Joseph Davis, Arcadian Winery (California). In my dreams I have always lived in Morey-St.-Denis. But I could be convinced to move to Bouzy.
Charles Back, Fairview and Spice Route (South Africa). The most appealing region to me at the moment would be Algeria. Not only because it is on the same continent, but rather because it is a wine region caught in a time capsule. During the French occupation of Algeria beginning in 1830, there was obviously a very strong French viticultural and winemaking influence. Vast amounts of this can still be found. I had the pleasure of meeting the Minister of Agriculture and the Director of the Wine Institute of Algeria a couple of years ago, and they told me of magnificent high-altitude historical vineyards of grenache, mourvèdre, carignan and shiraz. There are also a large number of old cellars ready to be spruced up. If one investigates the use of Algerian wine blended into French wines during the Occupation, this could make an interesting story in itself. I think the location as well as the age of the vines, in particular old-vineyard grenache, would be a most exciting opportunity.
Dominique Lafon, Domaine des Comtes Lafon (France). Besides Oregon, where I am currently involved and which I like a lot for its potential, I would go to New Zealand for its ability to produce pinot noirs of high quality. And if stayed closer to home, I’d like to make a bit of wine around Chambolle-Musigny…
Pio Boffa, Pio Cesare (Italy). If I could make wine in another region, I would like to do it in Burgundy. I find some similarities between Piemonte and Burgundy. In Burgundy wines are made from only one grape variety, pinot noir for the reds. Their wines are the purest expression of the different terroirs and the single grape variety in each specific location. Just like in Barolo and Barbaresco.

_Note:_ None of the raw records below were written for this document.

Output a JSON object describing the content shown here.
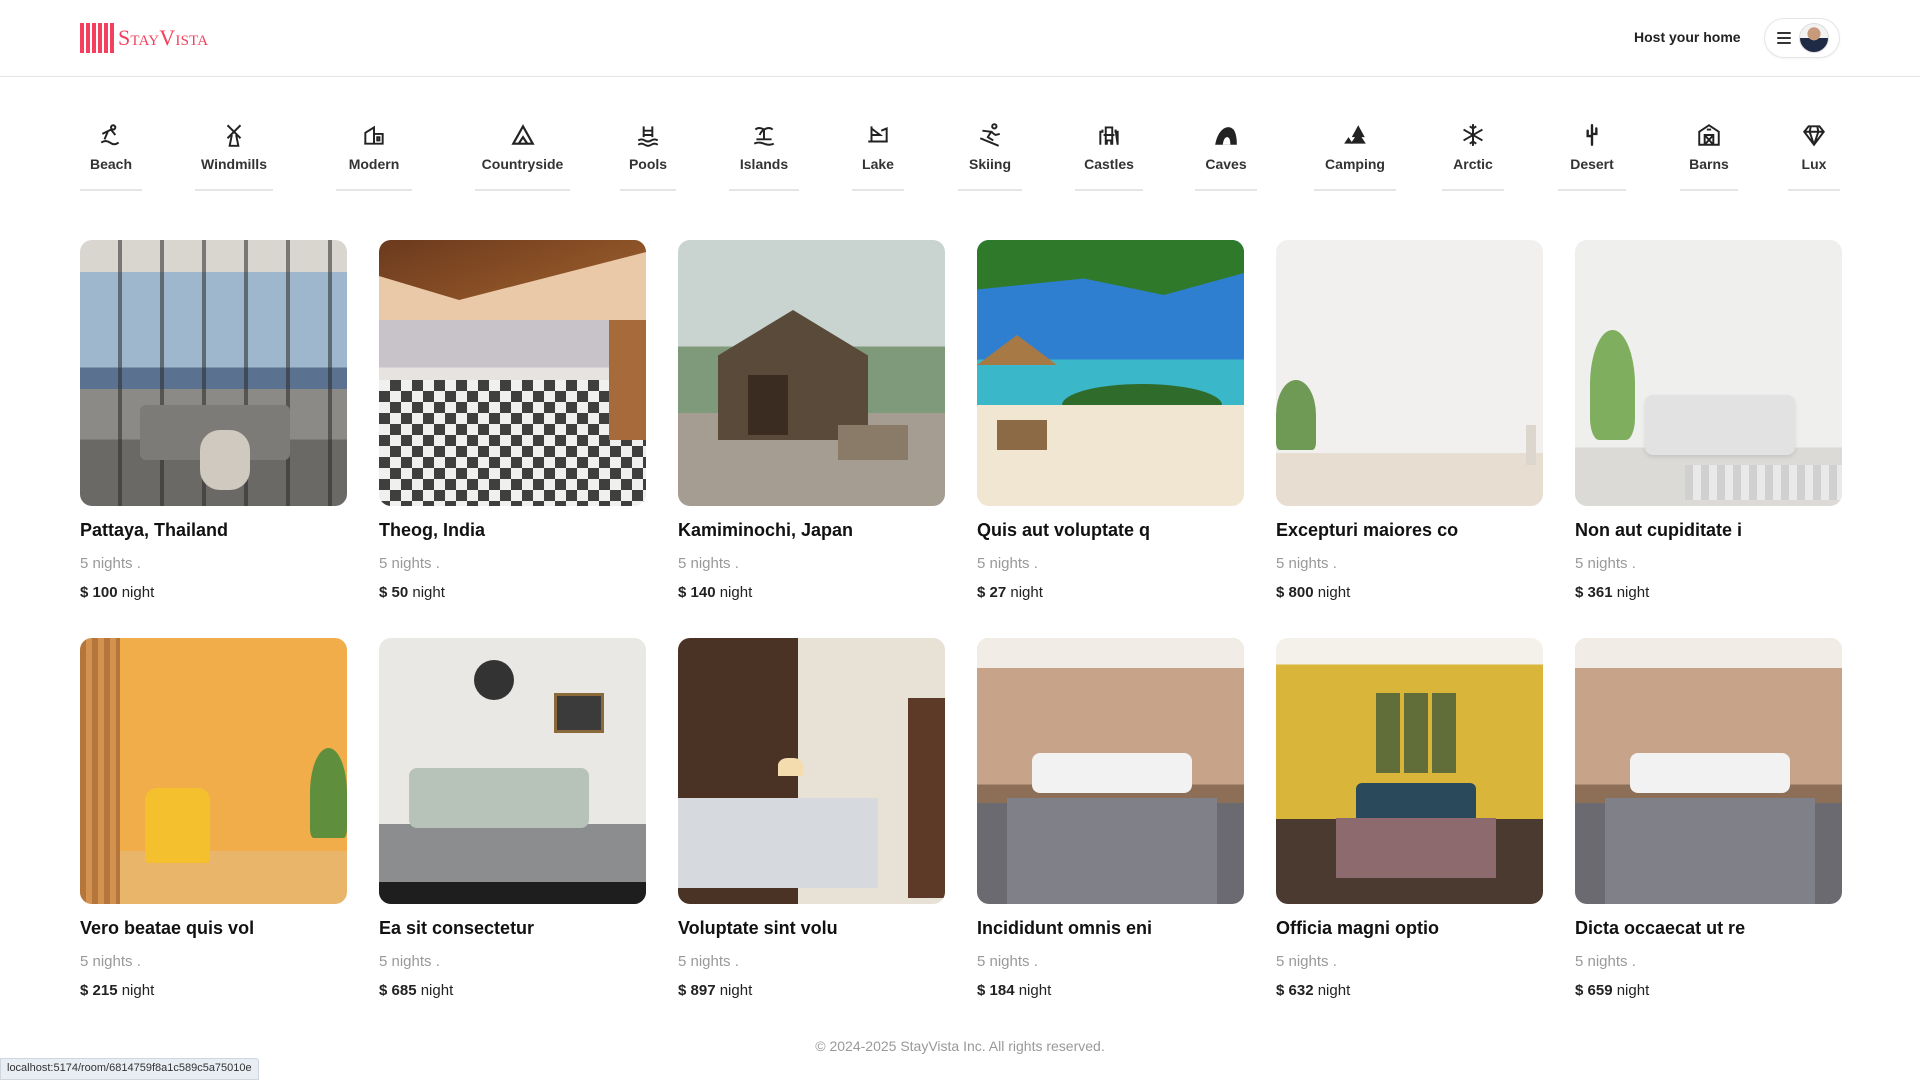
{
  "header": {
    "logo_text": "StayVista",
    "host_label": "Host your home"
  },
  "categories": [
    {
      "label": "Beach",
      "icon": "beach-icon"
    },
    {
      "label": "Windmills",
      "icon": "windmill-icon"
    },
    {
      "label": "Modern",
      "icon": "modern-house-icon"
    },
    {
      "label": "Countryside",
      "icon": "mountain-icon"
    },
    {
      "label": "Pools",
      "icon": "pool-icon"
    },
    {
      "label": "Islands",
      "icon": "island-icon"
    },
    {
      "label": "Lake",
      "icon": "boat-icon"
    },
    {
      "label": "Skiing",
      "icon": "skiing-icon"
    },
    {
      "label": "Castles",
      "icon": "castle-icon"
    },
    {
      "label": "Caves",
      "icon": "cave-icon"
    },
    {
      "label": "Camping",
      "icon": "camping-icon"
    },
    {
      "label": "Arctic",
      "icon": "snowflake-icon"
    },
    {
      "label": "Desert",
      "icon": "cactus-icon"
    },
    {
      "label": "Barns",
      "icon": "barn-icon"
    },
    {
      "label": "Lux",
      "icon": "diamond-icon"
    }
  ],
  "listings": [
    {
      "title": "Pattaya, Thailand",
      "nights": "5 nights .",
      "price": "$ 100",
      "unit": "night"
    },
    {
      "title": "Theog, India",
      "nights": "5 nights .",
      "price": "$ 50",
      "unit": "night"
    },
    {
      "title": "Kamiminochi, Japan",
      "nights": "5 nights .",
      "price": "$ 140",
      "unit": "night"
    },
    {
      "title": "Quis aut voluptate q",
      "nights": "5 nights .",
      "price": "$ 27",
      "unit": "night"
    },
    {
      "title": "Excepturi maiores co",
      "nights": "5 nights .",
      "price": "$ 800",
      "unit": "night"
    },
    {
      "title": "Non aut cupiditate i",
      "nights": "5 nights .",
      "price": "$ 361",
      "unit": "night"
    },
    {
      "title": "Vero beatae quis vol",
      "nights": "5 nights .",
      "price": "$ 215",
      "unit": "night"
    },
    {
      "title": "Ea sit consectetur",
      "nights": "5 nights .",
      "price": "$ 685",
      "unit": "night"
    },
    {
      "title": "Voluptate sint volu",
      "nights": "5 nights .",
      "price": "$ 897",
      "unit": "night"
    },
    {
      "title": "Incididunt omnis eni",
      "nights": "5 nights .",
      "price": "$ 184",
      "unit": "night"
    },
    {
      "title": "Officia magni optio",
      "nights": "5 nights .",
      "price": "$ 632",
      "unit": "night"
    },
    {
      "title": "Dicta occaecat ut re",
      "nights": "5 nights .",
      "price": "$ 659",
      "unit": "night"
    }
  ],
  "footer": {
    "copyright": "© 2024-2025 StayVista Inc. All rights reserved."
  },
  "status_bar": {
    "url": "localhost:5174/room/6814759f8a1c589c5a75010e"
  },
  "colors": {
    "brand": "#f43f5e"
  }
}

In addition, pinot noir is just as difficult to grow as nebbiolo. It’s a challenge for the grower and for the winemaker. Pinot noir, just like nebbiolo, requires a specific microclimate, area, soil, climate, human culture, tradition, experience, patience, perseverance, modesty. In all, a great challenge there just like in Barolo and Barbaresco.
Philippe Guigal, E. Guigal (France). I have a real passion for vintage port and my instinctive answer would probably be the Douro Valley. These terraced hillsides speak a language that I can understand. It is an historical vineyard technically rediscovered, and the generous climate often offers outstanding wines.
Russ Raney, Evesham Wood (Oregon). If growing red wine varieties, I would love to find a nice site in the Languedoc, preferably in a slightly higher-elevation area like Montpeyroux. Although they’ve been producing wine there for centuries, it’s like a new frontier in terms of matching terroir to the best-suited varieties—plus it’s within a half hour of my beloved Mediterranean. For producing whites, I’d have to say the Jura, around Arbois. I’m fascinated with savagnin and would love to experiment with fermentation and élevage methods using this variety.
Christian Seely, Quinta do Noval and Château Pichon-Baron (Portugal and France). The answer is England, and in fact I have recently planted a small vineyard there in Hampshire, together with my partner Nick Coates. Why? Well, there are places in southern England with geology remarkably similar to that existing in Champagne, with I believe very high quality potential. We have planted chardonnay, pinot noir and pinot meunier on chalky soil in a protected valley site with south-facing slopes, with the aim of making a great English sparkling wine. First bubbles due in May 2011 under our name: Coates and Seely.